637: Niederlande haften für Desaster von Srebrenica.

Im Juli 1995 überrannten serbische Soldaten unter dem Kommando des Generals Ratko Mladic die UN-Schutzzone Srebrenica und ermordeten in der Folge etwa 8.000 muslimische Männer und Jungen. Die zum Schutz der Zone eingesetzten niederländischen Soldaten vom Kommando Dutchbat (Blauhelme) setzten sich nicht zur Wehr, Luftunterstützung blieb aus. Dutchbat räumte seine Posten und Sperranlagen kampflos und wirkte teilweise sogar an der Deportation von Muslimen mit, die sich in sein Militärlager geflüchtet hatten (Stefan Ulrich, SZ  17.7.14).

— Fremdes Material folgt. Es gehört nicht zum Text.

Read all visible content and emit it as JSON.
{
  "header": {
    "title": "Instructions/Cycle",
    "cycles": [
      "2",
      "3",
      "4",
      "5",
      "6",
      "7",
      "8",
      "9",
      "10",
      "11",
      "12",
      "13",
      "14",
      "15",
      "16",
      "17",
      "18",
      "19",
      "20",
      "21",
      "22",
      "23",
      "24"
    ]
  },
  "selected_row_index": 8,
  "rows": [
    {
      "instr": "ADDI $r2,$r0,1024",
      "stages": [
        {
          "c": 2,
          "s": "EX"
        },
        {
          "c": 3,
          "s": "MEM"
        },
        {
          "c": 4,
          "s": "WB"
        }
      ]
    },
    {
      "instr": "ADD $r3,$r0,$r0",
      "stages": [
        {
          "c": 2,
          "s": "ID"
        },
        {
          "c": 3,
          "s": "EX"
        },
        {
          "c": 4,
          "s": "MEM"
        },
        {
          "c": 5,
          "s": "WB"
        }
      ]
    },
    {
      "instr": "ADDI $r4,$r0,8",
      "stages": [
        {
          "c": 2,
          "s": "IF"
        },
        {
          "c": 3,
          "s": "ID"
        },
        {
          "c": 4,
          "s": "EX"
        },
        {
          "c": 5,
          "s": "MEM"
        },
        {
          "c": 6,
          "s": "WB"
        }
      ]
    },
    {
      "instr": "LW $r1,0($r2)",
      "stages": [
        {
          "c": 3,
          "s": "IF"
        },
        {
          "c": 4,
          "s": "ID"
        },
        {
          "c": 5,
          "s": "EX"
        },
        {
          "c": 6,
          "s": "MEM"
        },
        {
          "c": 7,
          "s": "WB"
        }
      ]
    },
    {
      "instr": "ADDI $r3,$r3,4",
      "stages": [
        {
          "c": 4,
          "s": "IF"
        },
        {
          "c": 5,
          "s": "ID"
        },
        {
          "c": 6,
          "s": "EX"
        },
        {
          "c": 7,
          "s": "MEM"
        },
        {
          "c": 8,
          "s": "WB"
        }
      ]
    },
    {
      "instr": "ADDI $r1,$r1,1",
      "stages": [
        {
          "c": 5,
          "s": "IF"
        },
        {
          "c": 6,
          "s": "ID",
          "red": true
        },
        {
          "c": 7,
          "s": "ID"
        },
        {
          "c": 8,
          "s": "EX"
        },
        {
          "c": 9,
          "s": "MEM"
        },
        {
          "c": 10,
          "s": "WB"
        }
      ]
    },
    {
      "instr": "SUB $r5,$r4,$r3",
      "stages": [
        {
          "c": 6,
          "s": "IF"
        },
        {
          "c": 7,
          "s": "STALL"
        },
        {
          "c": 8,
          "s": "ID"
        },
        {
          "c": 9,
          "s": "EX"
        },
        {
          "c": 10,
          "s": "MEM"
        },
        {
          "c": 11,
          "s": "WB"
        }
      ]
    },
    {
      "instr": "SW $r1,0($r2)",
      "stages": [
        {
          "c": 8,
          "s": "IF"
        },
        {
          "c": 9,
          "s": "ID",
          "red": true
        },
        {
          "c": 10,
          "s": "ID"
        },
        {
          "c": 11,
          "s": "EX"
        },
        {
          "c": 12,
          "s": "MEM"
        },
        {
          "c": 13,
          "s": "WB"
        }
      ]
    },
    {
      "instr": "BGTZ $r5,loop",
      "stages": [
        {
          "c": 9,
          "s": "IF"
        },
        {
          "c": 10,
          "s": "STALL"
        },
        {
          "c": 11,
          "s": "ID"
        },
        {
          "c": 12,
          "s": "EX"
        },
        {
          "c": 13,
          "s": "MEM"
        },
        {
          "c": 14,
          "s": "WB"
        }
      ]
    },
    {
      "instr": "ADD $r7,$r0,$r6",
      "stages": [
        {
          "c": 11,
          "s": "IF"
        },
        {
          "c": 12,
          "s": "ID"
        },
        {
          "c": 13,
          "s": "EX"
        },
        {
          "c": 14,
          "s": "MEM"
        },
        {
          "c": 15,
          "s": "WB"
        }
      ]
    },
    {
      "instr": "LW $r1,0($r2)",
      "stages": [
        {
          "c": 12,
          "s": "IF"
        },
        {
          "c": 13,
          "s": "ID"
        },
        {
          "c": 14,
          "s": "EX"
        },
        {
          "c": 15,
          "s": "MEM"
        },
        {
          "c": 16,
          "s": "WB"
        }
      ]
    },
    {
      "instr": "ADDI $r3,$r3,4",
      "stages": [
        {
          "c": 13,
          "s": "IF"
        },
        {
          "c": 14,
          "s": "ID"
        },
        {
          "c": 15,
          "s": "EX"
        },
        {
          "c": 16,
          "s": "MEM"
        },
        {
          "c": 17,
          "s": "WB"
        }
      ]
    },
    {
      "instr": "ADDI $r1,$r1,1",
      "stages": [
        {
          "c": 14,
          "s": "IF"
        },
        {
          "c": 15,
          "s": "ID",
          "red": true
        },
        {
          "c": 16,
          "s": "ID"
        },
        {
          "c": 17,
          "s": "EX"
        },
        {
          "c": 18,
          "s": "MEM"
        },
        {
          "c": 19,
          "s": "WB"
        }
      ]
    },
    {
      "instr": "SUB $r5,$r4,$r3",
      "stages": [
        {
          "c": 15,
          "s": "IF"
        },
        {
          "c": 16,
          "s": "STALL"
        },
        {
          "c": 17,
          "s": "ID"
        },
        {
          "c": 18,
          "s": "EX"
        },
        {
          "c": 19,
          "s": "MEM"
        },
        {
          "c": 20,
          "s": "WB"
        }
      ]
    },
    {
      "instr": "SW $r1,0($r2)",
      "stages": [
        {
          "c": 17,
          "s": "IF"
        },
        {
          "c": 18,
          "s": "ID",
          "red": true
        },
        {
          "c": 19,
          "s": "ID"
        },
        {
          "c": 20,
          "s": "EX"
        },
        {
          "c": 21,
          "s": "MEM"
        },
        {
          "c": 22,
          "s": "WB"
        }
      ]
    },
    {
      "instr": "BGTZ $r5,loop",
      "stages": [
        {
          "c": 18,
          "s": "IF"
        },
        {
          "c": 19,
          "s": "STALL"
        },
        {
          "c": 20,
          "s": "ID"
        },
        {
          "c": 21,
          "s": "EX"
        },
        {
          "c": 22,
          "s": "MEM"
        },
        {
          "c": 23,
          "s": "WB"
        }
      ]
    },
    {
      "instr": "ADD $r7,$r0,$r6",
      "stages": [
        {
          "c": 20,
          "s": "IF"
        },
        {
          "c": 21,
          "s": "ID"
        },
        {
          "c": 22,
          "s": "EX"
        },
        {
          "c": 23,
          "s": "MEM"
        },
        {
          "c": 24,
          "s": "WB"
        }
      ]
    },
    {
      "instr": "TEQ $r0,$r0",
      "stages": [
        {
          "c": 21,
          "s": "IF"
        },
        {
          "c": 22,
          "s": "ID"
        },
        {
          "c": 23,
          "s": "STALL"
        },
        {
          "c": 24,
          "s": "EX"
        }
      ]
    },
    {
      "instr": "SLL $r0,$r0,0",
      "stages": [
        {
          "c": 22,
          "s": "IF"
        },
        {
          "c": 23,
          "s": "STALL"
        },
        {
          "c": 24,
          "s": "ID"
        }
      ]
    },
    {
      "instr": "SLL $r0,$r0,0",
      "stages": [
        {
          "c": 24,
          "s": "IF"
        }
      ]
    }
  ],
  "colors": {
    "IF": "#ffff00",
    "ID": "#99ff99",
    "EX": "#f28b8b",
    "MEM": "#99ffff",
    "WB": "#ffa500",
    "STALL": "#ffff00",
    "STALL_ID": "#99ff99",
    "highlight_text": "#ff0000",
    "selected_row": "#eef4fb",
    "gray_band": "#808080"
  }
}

Nun hat ein niederländisches Zivilgericht in den Haag entschieden, dass der niederländische Staat für den Tod von mehr als 300 bosnischen Muslimen mitverantwortlich sei. Und Schadensersatz leisten müsse. Der beklagte niederländische Staat hatte demgegenüber argumentiert, seine Blauhelm-Soldaten hätten unter dem Kommando der Vereinten Nationen (UN) gestanden. Dies hatten bisher mit solchen Fällen befasste Gerichte stets akzeptiert. Das den Haager Gericht geht einen anderen Weg. Das könnte weitreichende Folgen für künftige UN-Friedenseinsätze haben.

Das Gericht befand, dass die niederländischen Soldaten hätten wissen müssen, dass ihren Schutzbefohlenen der Tod drohe. Man könne mit Sicherheit davon ausgehen, dass diese Männer am Leben geblieben wären, wenn Dutchbat ihnen erlaubt hätte, auf seinem Gelände zu bleiben. Dutchbat habe unrechtmäßig gehandelt, als es bei der Deportation mitwirkte.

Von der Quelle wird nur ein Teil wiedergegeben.